Dabei handelt es such um eine förmlichen Zustellung eines Schreibens/Urkunde/Vertrages, Bußgeldbescheid, Strafbefehls Mahnbescheides, etc., welcher eigentlich aus 3 Teilen besteht :

a. Postzustellungsurkunde (DIN A4)
b. gelber äusserer Dokumenten-(Brief-)Umschlag
c. gelber innerer Dokumenten-(Brief-)Umschlag

Ein gelber Umschlag mit aufgedruckter Postzustellungsurkunde, auf der der/die BriefträgerIn das Datum einträgt, an dem Sie
Ihnen den Brief übergeben oder in den Briefkasten geworfen hat.

Dabei ist zu unterscheiden zwischen der eigentlichen Postzustellungsurkunde, die an die Behörde zurück
geleitet wird, welche die Zustellung veranlasst hat, und dem beim Empfänger verbleibenden gelben Umschlag.

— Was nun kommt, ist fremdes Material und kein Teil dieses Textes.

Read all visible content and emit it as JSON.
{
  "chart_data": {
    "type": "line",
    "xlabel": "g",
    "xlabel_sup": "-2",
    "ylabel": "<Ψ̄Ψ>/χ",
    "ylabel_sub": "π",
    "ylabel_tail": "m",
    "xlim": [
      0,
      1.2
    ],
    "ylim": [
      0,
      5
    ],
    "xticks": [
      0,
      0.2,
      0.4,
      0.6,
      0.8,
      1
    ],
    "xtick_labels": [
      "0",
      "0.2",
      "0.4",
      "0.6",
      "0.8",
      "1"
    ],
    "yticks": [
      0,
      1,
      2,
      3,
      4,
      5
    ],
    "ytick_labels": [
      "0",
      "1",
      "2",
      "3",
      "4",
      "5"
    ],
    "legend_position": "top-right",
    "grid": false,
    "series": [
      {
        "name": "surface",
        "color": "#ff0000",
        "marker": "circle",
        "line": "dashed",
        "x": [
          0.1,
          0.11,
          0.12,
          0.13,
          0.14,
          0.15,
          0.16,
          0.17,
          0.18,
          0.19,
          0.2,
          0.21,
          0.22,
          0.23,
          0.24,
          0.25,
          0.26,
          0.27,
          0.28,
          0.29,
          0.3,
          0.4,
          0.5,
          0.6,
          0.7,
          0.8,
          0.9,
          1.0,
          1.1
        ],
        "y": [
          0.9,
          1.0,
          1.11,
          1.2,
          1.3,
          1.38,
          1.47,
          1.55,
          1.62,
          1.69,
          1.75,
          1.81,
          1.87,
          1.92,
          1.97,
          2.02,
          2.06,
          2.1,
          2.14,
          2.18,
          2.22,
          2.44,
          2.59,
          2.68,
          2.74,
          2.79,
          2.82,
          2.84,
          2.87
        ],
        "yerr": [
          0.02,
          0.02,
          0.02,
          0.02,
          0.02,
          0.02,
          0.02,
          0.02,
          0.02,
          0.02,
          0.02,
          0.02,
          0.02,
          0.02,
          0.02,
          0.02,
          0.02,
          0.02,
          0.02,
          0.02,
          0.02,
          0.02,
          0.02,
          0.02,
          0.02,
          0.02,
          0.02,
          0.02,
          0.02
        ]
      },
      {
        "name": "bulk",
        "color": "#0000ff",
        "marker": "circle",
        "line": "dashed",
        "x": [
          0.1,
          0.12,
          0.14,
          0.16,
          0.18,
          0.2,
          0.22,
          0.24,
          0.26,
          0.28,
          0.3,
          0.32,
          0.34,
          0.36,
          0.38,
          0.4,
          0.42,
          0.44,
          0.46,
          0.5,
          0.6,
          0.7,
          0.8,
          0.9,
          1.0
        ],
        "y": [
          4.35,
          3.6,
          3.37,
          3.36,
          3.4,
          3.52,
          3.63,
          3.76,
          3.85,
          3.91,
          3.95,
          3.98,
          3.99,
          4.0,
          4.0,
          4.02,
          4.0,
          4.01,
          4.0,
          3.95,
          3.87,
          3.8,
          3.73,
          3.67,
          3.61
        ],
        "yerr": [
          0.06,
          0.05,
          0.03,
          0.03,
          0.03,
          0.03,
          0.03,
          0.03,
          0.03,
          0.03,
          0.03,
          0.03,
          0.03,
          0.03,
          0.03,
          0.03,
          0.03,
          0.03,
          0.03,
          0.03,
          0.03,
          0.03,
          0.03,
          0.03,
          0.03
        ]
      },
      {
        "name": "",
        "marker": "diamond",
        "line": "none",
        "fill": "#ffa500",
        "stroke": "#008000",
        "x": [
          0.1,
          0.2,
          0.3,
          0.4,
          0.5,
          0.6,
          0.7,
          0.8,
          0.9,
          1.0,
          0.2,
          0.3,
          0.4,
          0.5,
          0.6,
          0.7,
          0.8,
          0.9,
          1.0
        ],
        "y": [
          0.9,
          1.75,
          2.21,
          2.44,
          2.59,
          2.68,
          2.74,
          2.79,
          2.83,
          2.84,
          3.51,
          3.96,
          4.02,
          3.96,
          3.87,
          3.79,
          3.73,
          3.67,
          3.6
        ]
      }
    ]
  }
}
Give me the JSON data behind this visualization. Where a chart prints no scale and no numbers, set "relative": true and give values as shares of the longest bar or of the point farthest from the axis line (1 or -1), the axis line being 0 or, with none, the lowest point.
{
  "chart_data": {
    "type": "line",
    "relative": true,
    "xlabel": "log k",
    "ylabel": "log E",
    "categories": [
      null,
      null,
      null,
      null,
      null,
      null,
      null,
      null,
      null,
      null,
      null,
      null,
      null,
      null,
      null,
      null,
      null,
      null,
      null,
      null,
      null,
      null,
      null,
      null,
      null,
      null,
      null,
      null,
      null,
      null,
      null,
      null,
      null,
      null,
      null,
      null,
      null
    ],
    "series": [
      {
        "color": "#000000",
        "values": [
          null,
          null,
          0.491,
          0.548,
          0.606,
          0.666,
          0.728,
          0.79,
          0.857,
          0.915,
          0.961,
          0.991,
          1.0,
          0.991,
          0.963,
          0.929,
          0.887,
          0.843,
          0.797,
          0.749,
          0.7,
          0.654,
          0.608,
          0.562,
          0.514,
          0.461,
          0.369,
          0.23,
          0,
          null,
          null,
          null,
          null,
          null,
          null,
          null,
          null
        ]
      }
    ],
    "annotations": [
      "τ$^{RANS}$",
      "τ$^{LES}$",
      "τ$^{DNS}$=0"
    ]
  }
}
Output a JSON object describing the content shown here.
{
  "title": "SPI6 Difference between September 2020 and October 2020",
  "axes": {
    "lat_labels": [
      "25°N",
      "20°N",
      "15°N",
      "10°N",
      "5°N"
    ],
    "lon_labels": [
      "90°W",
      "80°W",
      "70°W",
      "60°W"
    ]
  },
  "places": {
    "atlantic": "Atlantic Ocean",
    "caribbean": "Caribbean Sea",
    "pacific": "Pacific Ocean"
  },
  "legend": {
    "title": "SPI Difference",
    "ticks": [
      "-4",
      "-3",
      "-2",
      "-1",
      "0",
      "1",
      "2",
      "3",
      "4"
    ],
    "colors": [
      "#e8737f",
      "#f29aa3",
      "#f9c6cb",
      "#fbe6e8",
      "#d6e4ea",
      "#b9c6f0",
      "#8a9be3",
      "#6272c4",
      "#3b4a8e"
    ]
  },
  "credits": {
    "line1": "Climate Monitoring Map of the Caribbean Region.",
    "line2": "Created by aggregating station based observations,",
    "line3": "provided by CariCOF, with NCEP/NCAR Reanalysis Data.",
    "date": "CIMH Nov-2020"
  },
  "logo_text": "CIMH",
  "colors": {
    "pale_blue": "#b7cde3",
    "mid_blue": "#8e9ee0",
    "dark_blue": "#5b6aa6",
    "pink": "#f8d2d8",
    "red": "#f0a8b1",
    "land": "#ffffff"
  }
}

Der Postzustellurkunde, kommt die Beweiskraft einer öffentlichen Urkunde zu (vgl. die §§ 182 Abs. 1 Satz 2, 418 ZPO).

Der Zusteller vermerkt auf dem Umschlag des zuzustellenden Schriftstücks nach § 180 Satz 3 ZPO das Zustellungsdatum
(Einwurf in den Briefkasten) und hat Beweiskraft.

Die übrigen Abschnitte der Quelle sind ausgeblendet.